My personal experience with base-building organizing confirms the importance of that political and legislative context. The New York State rent laws came up for renewal in 2015, when I was living in a rent-stabilized apartment in Crown Heights, Brooklyn. My roommate and I, as well as many of the long-term tenants in the building, were all living under the same “preferential rent” loophole that made us vulnerable to substantial rent increases from our landlord. I set about organizing my building, and helped restart a long defunct tenant association. After only a few months of organizing several of my neighbors made the trip up to Albany for a major tenant protest and one long-term resident participated in civil disobedience and got arrested. In 2015 the tenant movement failed to close the preferential rent loophole, but in 2019, in a different political climate shaped by progressive and socialist election victories, it finally succeeded.

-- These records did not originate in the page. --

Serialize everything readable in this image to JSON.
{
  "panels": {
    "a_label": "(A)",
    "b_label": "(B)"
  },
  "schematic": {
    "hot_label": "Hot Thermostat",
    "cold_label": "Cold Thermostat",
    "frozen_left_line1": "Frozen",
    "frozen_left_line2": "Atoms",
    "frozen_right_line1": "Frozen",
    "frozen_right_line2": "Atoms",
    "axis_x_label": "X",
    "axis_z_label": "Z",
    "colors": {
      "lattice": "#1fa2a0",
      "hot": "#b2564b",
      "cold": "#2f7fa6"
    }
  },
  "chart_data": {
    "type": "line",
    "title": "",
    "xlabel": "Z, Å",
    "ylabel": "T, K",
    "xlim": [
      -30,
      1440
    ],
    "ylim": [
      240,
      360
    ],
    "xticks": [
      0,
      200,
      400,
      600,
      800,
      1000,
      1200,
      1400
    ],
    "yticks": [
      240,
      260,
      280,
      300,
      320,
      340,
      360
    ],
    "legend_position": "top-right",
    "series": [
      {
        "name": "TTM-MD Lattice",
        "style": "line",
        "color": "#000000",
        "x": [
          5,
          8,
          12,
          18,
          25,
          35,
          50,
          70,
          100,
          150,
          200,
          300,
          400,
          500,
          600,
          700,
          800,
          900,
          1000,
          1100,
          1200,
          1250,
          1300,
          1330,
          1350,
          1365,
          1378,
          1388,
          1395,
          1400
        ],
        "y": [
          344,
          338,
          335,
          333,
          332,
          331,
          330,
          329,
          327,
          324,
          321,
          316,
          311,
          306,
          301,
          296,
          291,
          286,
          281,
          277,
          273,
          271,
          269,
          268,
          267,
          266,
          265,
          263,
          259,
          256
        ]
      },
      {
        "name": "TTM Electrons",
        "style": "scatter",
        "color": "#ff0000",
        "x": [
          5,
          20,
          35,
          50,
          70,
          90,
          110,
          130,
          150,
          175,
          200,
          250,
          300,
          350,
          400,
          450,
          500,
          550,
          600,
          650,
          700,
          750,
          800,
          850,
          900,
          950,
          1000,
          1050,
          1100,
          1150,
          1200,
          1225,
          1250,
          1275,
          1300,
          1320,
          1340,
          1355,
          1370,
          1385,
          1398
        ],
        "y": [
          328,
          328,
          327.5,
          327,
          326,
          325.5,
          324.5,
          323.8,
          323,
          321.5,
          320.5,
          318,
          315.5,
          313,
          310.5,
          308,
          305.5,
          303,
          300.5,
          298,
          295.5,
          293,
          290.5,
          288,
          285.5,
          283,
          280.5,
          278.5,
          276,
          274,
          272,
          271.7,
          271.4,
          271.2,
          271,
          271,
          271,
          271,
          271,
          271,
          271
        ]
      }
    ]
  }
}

My biggest lesson from this experience is that electoral and legislative campaigns can have an overwhelmingly positive relationship to starting, reviving and politicizing working-class organizations where people live and work. The original tenant association in that building didn’t have left or even progressive politics – it was organized around getting drug dealers out of the building in the 1990s. But the existence of a major campaign around tenants rights, the shared concerns of the residents, the history of working-class organization in the building, the presence of a socialist organizer in the building and eventually a shift in the electoral results in the state all mattered to reviving and politicizing a working class organization in our building. Socialists should campaign for reforms that will matter to people in the legislative arena and do the work outside of that arena to connect working-class people and organizations to those campaigns. Building a mass, democratic organization that is rooted in an organized working-class base is the project DSA members have signed up for and endorsed again most recently at our 2021 convention, and continuing to build effective campaigns is a crucial part of advancing that project.